De insteek was om geen stukken dubbel te rijden. Het land is wel zo allemachtig groot dat dat zonde van de tijd zou zijn. En dus kies ik ervoor om niet via de luchthaven en de snelweg te rijden, maar via de om Sarajevo lopende B-weg te kiezen. Die komt ook langs het dorpje Igman. En die is dan weer heel interessant. Weet je nog dat ik in Sarajevo het voormalig Olympische dorp heb bezocht met de bobsleebaan aan het begin van deze reis? Een ander Olympisch dorp ligt in het dorpje Igman, vernoemd naar de berg Igman. Hier werden destijds de wedstrijden schansspringen gehouden. Speciaal daarvoor werd er in dit verder weinig noemenswaardige dorpje een groot hotel opgezet. Groots van buiten, kleine kamers van binnen. En na de Olympische Spelen van 1984 was de rek er dan ook al snel uit. Ik heb het hier weer eens over een verlaten hotel!




Iets verderop is er nog iets anders interessants te zien: de schansen staan er nog! Je moet er een eind voor naar beneden rijden, maar dan kun je gewoon op het originele podium van de spelen van 1984 staan, met uitzicht op de schansen en het originele wedstrijdgebouw. Dat ziet er precies zo uit zoals je zou verwachten na 40 jaar. Er staat wel een gloednieuwe stoeltjeslift naast, want hier kan in de winter geskied worden. Niet dat er nu wat valt te beleven, op het cafeetje in het grote gebouw na en de kaartlezers van de stoeltjeslift die om de tien seconden piepen. Niet dat je naar boven kunt, maar de kaartlezers doen het! En de bak met bosbessen is onderhand ook leeg.
Daarna vervolg ik mijn weg naar Konjic. Ik check in in het hotel, waar een meid achter de balie zit die linkshandig is. Ik weet van exen uit het verleden dat linkshandig schrijven niet altijd even handig is, omdat je dan je zojuist geschreven tekst vaak uitveegt. Nou, daar heeft dit meisje wat op bedacht. Terwijl ze geconcentreerd de gegevens uit mijn paspoort bekijkt, schrijft ze met links die gegevens op. Tot zover niks geks. Ware het niet dat ze het boek haaks voor zich heeft liggen en alles dus gekanteld noteert. Het komt recht in het boek te staan, ze schrijft alleen heel vaag.
‘Je moet wat als je linkshandig bent,’ zegt ze schouderophalend en lachend wanneer ik zeg dat ik daar natuurlijk een opmerking over ga maken.

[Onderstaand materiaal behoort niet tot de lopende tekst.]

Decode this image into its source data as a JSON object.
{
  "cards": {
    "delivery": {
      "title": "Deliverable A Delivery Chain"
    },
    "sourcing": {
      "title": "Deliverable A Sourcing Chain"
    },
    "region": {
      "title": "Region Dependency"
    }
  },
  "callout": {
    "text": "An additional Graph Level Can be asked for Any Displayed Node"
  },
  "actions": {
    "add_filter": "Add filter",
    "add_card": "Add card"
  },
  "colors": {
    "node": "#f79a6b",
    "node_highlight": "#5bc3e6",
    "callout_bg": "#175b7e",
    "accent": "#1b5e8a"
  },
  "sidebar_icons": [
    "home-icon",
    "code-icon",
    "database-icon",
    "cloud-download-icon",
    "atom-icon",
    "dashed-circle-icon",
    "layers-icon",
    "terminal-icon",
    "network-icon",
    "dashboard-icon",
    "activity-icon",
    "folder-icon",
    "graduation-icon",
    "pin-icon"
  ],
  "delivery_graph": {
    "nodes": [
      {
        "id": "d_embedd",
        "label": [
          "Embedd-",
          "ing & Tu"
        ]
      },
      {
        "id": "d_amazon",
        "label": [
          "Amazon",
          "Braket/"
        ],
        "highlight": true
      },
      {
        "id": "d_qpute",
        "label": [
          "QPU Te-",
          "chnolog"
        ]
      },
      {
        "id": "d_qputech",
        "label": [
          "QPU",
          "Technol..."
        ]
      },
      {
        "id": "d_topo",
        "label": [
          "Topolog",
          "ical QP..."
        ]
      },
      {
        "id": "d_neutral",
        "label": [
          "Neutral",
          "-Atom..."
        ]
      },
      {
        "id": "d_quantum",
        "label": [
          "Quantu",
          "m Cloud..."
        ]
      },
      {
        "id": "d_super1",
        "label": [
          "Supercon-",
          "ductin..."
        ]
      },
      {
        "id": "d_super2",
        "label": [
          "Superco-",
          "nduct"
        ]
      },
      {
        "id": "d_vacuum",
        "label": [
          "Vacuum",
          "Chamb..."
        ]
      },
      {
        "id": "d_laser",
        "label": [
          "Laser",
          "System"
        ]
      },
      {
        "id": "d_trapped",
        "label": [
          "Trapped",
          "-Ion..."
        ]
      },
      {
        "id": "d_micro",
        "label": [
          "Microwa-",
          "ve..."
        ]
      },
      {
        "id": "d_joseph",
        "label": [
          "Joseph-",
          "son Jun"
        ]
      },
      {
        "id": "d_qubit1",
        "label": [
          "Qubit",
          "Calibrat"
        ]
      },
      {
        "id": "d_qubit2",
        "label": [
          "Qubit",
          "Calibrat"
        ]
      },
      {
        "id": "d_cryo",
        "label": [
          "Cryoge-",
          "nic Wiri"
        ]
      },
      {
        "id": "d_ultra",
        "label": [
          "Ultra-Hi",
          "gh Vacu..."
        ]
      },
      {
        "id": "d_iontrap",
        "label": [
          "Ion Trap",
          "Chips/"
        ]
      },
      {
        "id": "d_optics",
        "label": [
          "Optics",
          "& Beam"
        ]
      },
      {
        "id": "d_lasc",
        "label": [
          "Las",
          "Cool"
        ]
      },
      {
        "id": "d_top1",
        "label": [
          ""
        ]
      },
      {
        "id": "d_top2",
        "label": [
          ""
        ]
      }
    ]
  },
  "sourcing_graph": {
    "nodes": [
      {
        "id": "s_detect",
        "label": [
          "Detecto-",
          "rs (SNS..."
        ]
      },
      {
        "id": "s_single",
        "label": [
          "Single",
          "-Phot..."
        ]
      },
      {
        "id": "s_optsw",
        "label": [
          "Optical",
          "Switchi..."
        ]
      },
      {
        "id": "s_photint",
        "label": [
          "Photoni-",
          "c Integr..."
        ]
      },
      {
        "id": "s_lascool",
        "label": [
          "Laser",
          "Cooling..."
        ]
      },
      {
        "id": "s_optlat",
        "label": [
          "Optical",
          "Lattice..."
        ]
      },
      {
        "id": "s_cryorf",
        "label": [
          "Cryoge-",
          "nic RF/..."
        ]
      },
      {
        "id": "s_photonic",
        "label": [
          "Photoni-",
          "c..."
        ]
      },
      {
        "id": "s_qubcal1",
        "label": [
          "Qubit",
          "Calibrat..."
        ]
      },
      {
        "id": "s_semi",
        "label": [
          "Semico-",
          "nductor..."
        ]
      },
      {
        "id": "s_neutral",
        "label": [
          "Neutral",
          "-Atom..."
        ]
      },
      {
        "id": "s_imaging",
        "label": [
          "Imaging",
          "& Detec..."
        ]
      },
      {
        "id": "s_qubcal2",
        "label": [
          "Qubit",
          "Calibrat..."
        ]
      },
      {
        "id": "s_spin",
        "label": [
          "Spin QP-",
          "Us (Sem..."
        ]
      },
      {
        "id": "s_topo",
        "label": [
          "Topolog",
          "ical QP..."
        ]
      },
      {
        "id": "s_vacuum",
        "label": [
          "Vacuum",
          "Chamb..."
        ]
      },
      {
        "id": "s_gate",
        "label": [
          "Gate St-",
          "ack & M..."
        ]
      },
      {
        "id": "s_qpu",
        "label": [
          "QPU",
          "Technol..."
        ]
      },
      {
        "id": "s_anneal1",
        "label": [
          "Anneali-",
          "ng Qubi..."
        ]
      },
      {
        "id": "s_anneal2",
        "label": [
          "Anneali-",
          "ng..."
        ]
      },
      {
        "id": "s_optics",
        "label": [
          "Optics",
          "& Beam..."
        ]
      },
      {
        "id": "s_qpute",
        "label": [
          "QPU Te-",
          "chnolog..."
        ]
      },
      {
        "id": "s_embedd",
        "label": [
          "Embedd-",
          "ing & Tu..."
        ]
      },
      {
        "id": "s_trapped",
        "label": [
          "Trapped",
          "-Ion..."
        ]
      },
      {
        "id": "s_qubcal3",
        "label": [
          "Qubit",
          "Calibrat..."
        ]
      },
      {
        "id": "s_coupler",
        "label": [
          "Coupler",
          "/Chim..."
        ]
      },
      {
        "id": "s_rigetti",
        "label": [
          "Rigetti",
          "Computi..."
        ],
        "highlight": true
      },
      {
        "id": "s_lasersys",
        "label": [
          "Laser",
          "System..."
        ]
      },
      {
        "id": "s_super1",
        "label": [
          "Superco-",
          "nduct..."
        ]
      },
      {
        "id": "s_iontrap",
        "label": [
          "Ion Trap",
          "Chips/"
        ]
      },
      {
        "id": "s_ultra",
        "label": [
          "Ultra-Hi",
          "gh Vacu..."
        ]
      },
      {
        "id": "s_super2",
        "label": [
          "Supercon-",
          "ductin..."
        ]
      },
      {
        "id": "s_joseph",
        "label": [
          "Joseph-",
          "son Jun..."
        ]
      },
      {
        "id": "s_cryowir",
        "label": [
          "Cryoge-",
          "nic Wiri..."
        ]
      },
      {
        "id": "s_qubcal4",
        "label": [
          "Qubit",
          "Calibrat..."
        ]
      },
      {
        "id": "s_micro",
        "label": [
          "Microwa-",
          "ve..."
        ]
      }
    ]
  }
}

Al vanaf dat ik Igman heb verlaten is het beginnen te regenen. En nu ik heel even bij zit te komen op het balkon, regent het nog harder dan onderweg. Zonde, want ik had voor vandaag nog één ding op het programma staan en dat is ergens buiten… Na een uurtje raap ik mijn laatste beetje zin bij elkaar en rijd ik nog eens een halfuur over wederom een slingerende bergweg. Dan kom ik aan bij het grootste, natuurlijke meer van Bosnië: Boracko Jezero. Rondom dit eigenlijk niet gek grote meer liggen een aantal campings voor de liefhebbers van rust en natuur. Tenminste, dat verwacht ik want het is hier zalig stil. Op het meer iemand die aan het kajakken is, wat eenden die overzwemmen… En het mooiste; hier is het hartstikke droog. Nog heel even genieten en dan is het tijd om weer te vertrekken.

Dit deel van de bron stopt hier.